On your right, Jedlik Ányos Street opens as a straight stone-paved lane between pale baroque façades, with enclosed corner balconies marking the entrance.
This is one of those places where a city stops posing and simply keeps going. Jedlik Ányos Street links the western side of Dunakapu Square to the northwestern corner of Széchenyi Square, and today it works as a pedestrian street lined with shops, restaurants, and a long, orderly row of baroque homes. It feels settled... because it is.
Its present name is younger than the buildings. For a long time this was Felső-Duna Street, Upper Danube Street. Then, on the seventeenth of January, nineteen oh one, Győr’s city assembly renamed it for Jedlik Ányos, honoring a modern scientific mind by writing his name into a much older street plan. It is a neat local habit: keep the old walls, add a new layer of memory.
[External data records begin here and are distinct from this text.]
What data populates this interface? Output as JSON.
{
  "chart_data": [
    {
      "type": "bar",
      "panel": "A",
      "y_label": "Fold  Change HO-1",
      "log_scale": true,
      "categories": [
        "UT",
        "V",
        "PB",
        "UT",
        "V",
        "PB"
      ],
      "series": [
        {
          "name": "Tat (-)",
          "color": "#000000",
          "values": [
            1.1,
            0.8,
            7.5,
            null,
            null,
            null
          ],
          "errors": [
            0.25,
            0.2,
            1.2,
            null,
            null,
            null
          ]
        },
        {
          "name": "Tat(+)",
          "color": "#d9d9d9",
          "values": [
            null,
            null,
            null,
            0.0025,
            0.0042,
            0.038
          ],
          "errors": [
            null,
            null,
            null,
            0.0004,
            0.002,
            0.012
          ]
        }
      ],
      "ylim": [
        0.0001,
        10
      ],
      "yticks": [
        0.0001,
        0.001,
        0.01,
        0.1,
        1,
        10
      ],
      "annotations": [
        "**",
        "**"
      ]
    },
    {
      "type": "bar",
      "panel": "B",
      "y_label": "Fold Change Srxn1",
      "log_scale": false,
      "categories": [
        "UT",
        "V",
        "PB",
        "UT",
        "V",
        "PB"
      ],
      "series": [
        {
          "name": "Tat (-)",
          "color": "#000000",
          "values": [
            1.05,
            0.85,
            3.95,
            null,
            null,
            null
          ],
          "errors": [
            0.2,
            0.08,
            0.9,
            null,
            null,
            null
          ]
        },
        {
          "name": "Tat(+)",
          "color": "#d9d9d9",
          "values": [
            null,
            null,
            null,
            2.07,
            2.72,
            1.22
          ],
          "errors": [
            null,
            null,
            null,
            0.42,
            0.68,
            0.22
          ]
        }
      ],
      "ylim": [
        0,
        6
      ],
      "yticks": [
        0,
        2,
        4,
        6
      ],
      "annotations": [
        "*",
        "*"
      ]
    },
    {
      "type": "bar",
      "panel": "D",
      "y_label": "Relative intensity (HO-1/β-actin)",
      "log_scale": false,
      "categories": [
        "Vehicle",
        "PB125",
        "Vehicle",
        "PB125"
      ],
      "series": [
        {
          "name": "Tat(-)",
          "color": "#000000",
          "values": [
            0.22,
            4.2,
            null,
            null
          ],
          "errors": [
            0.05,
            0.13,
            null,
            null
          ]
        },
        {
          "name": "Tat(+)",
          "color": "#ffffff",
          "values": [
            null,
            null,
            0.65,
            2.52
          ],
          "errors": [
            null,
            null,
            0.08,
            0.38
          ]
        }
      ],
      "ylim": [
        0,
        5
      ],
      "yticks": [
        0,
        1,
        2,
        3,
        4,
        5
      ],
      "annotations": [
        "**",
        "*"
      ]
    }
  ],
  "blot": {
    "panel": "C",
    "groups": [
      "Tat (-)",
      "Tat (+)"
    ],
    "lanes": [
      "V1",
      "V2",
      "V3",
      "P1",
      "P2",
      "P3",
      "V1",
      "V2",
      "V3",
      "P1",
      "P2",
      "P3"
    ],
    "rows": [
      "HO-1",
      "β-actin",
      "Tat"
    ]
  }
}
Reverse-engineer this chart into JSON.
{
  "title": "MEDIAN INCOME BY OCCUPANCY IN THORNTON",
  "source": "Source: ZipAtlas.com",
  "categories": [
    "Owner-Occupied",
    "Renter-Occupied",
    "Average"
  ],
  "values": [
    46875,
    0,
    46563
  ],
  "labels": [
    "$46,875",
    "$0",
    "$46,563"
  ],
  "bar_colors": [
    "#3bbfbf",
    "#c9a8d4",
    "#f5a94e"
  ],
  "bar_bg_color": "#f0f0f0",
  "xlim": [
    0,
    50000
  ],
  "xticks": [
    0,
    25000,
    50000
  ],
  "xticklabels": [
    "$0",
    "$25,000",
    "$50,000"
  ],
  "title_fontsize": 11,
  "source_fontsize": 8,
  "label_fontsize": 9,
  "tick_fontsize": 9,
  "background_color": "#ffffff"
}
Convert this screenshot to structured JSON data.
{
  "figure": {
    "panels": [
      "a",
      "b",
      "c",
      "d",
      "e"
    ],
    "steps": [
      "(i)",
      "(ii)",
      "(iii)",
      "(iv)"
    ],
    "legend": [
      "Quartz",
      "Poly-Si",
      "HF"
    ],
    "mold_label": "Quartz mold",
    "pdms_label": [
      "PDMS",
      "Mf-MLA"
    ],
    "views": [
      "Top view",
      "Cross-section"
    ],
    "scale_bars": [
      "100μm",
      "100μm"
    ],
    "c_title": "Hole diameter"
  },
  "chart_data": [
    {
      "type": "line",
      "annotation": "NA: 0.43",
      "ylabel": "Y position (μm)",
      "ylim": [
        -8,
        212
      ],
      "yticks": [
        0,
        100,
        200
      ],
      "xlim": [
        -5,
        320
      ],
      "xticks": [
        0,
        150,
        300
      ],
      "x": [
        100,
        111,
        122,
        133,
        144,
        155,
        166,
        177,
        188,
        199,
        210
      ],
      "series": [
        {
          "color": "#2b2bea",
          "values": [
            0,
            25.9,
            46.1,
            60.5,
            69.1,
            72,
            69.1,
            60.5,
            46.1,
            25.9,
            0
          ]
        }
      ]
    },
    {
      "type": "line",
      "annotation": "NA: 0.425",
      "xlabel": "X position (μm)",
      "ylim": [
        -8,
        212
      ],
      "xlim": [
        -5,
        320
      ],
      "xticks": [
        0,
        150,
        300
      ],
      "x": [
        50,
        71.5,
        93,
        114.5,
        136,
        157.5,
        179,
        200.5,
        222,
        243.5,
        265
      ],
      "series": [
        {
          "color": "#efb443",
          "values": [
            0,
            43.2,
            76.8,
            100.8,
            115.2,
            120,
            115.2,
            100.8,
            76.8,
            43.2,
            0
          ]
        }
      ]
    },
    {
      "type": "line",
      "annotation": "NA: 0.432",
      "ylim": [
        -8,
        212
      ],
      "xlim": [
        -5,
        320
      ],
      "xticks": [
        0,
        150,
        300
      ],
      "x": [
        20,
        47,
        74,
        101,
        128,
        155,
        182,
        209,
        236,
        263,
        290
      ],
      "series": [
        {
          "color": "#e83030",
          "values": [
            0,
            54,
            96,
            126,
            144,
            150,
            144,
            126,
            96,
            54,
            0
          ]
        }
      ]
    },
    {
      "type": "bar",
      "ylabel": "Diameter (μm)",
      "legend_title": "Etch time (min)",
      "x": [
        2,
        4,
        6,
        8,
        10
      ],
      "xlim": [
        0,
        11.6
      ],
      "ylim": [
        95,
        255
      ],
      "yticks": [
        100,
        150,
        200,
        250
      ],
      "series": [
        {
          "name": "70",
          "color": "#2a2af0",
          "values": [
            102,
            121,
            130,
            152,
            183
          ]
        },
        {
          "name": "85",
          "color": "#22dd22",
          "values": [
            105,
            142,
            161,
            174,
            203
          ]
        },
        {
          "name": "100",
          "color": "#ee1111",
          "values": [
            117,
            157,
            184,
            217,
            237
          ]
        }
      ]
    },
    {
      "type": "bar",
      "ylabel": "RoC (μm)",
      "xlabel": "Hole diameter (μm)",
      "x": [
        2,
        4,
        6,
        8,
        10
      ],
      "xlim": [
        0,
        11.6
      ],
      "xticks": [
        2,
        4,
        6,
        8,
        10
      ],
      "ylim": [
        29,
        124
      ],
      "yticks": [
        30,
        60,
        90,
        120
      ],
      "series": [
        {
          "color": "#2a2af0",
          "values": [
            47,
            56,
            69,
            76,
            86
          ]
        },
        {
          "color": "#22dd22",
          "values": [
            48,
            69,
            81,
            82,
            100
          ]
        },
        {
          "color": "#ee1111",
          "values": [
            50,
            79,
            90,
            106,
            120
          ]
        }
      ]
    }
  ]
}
And the walls here really do carry continuity. The corner plot at Dunakapu belonged to the widow of Tamás Mészáros in sixteen seventeen, and Simon Radics held it in seventeen oh three. That means long before the current name, long before the paving and café life, people were already buying, inheriting, and arguing over the same urban ground. Cities are less about sudden change than stubborn address books.
If you glance at the image on your screen, you can see how the street forms a baroque corridor between the two squares, held together by a steady rhythm of façades. One of the finest survivors is number nine, the street’s most valuable historic house. Its present front came together in the late eighteenth century when builders merged two older baroque houses, and one of its enclosed balconies still carries the date sixteen ninety-two carved into the stone. Nearby, number ten keeps an eighteen twenty-three date above a red marble-framed gate.

A short way along lies little Gutenberg Square, where the Ark monument stands at the center of a story Győr never forgot: in seventeen twenty-nine, guards spotted a disguised deserter in a religious procession, grabbed him, and in the scuffle knocked the sacred vessel from a priest’s hands. King Charles the Third answered the outrage by ordering the monument in seventeen thirty-one. So even here, on an ordinary walking street, devotion, authority, and public memory meet in the middle.
The city renewed this street in twenty eleven and twenty twelve for one hundred and seventy-four million forints... then some of the new stones cracked because the joints were too tight. Baroque dignity, modern engineering, same old human margin for error.
Like the Apátúr-ház, this street shows how names and uses shift while the frame endures. Now it also serves as one of Győr’s north-south cycling routes toward Kossuth Bridge. That’s our next stop, about a three-minute walk away, where the city trades street names for something even plainer and more essential: connection.